How to improve Dijkstra algorithm when querying n times? - algorithm
I'm currently working on a problem at Codechef. You can find the problem statement here:
Delivery Boy
In short, the problem is asking to query n times the shortest path from a start to an end.
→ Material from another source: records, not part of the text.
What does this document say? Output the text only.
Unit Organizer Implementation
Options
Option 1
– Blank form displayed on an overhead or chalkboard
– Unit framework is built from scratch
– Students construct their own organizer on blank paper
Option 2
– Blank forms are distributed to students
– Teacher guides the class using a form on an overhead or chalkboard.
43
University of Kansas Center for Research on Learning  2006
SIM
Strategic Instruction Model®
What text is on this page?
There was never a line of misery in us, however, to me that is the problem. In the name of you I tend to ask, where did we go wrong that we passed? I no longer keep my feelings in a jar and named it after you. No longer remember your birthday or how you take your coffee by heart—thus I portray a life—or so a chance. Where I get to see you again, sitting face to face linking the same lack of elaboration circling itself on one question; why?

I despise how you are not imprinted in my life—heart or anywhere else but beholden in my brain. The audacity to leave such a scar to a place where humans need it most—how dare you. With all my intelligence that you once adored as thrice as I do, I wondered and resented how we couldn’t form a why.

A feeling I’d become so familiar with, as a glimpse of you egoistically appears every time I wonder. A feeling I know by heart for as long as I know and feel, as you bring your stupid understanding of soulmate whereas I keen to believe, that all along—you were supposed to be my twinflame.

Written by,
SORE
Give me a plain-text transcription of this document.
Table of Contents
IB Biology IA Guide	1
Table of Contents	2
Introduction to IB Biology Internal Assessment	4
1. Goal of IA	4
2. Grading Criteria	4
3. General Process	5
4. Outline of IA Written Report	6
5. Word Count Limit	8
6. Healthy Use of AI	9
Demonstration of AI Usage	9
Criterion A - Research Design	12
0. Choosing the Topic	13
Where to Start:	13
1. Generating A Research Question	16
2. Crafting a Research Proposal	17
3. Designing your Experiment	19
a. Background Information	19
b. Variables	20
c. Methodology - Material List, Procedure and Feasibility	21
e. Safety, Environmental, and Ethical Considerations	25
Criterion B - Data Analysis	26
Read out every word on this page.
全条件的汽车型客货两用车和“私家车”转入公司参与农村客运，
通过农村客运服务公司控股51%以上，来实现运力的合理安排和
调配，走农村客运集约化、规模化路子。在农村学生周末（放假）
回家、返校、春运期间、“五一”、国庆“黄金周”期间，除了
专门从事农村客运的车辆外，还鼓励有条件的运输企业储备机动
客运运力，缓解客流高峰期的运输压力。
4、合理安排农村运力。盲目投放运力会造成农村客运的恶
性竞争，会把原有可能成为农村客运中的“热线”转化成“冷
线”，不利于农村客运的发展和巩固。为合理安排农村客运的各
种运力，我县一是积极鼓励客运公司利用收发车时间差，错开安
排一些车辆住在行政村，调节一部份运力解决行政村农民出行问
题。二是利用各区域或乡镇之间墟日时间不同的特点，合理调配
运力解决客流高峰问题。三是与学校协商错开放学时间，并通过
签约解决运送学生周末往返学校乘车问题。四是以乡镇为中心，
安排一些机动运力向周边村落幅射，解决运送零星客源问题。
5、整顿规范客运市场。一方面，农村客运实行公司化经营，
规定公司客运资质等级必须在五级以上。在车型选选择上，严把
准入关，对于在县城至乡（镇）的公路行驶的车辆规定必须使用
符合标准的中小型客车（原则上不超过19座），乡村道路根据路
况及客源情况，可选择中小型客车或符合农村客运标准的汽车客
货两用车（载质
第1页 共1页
My solution is to use Dijsktra with priority_queue plus caching the result into a hash_map in case we already had a start. Unfortunately, I got time limit exceed many times and I couldn't find a better way to make it faster. I wonder am I in the right track? or there is a better algorithm to this problem?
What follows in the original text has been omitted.